Berry Plastics ponders strategies

Berry Plastics Corp., owner of Packerware Corp. in Lawrence, says it is “exploring strategic alternatives” that could include selling the company or taking it public, all with the intent of maximizing shareholder value for its owners.

Berry has been exploring the possibilities for at least several weeks and has yet to make any decisions through the process, the company said.

“The company offers no assurance that any transaction will occur or, if one is undertaken, its terms or timing,” the company said, in a statement. “The company does not expect to publicly disclose developments with respect to the exploration of strategic alternatives.”

Earlier this year, Berry received approval from the Lawrence City Commission for a 10-year, 90 percent abatement on property taxes for a planned $118 million expansion of its Packerware plant in Lawrence. The project calls for adding 78 jobs at the plant during its first three years, a number that would be expected to grow to 154 by the end of year five.

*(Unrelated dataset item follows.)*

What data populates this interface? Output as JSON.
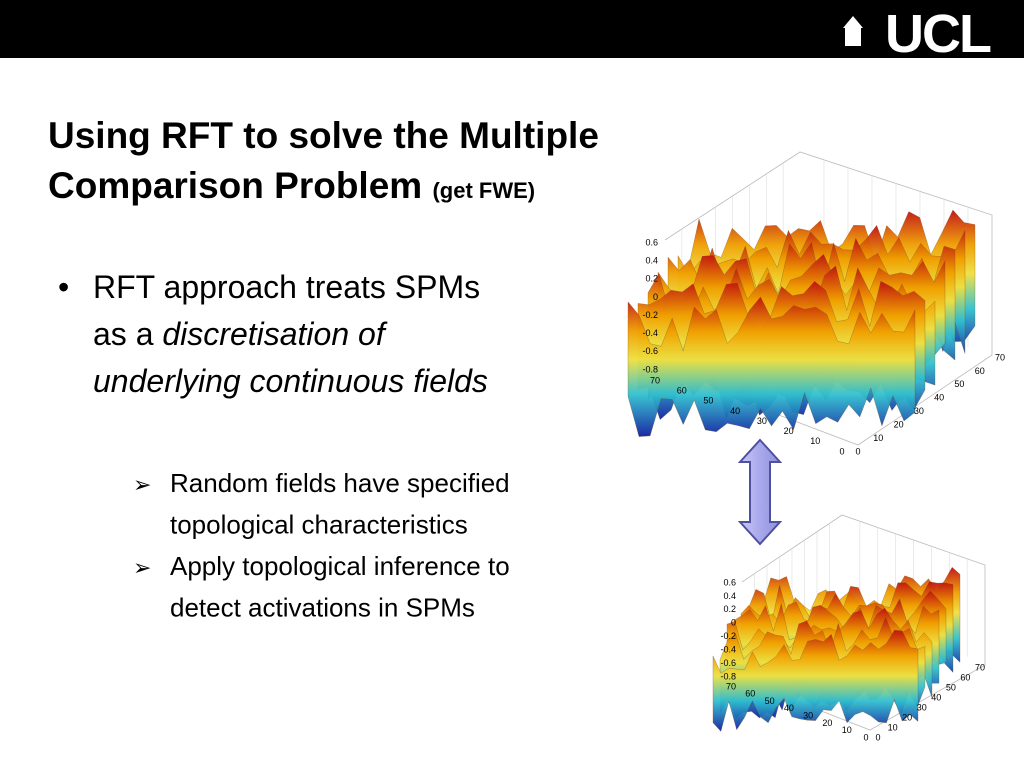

Nothing has changed since commissioners approved the project in January, said Robert Weilminster, Berry’s vice president for corporate development.

“The Lawrence project is moving ahead, just as it has been outlined,” Weilminster said Tuesday.

The project calls for upgrading the plant’s technology so that Packerware could use less plastic in its manufacturing of drink cups, kitchenware, garden tools and other products.

Berry Plastics Corp., owner of Packerware Corp., is considering various options to maximize shareholder value. Among the options are a possible sale or taking the company public. Packerware employs about 450 workers at this 470,000-square foot plant at 2330 Packer Road in Lawrence.

The plant produced $79.4 million worth of products in 2004.

The company plans to start hiring 43 employees for the project no later than the third quarter of this year, and to have a new line of cups running by the end of the year.

Berry, based in Evansville, Ind., is a manufacturer of molded plastic products. It is a portfolio company of Goldman Sachs Capital Partners and JP Morgan Partners, part of an investment group known as BPC Holding Corp.

In its statement, Berry said it had retained Goldman Sachs and JP Morgan as its financial advisers to assist in exploring strategic alternatives.

Earl Kemper, principal for Plastics Research Associates, an independent market research firm in Houston, said that such alternatives could include selling portions of the company, or selling to a single buyer who then might consider splitting the company.

Kemper said he could not think of a U.S. plastics company that would be a likely candidate for buying Berry with the intent of maintaining all of its holdings.

“It may be worth more broken apart than put together,” said Kemper, who declined to speculate on a possible sales price.

Taking the company public might make more sense, he said, given that the overall plastics market was growing slightly faster than the overall economy.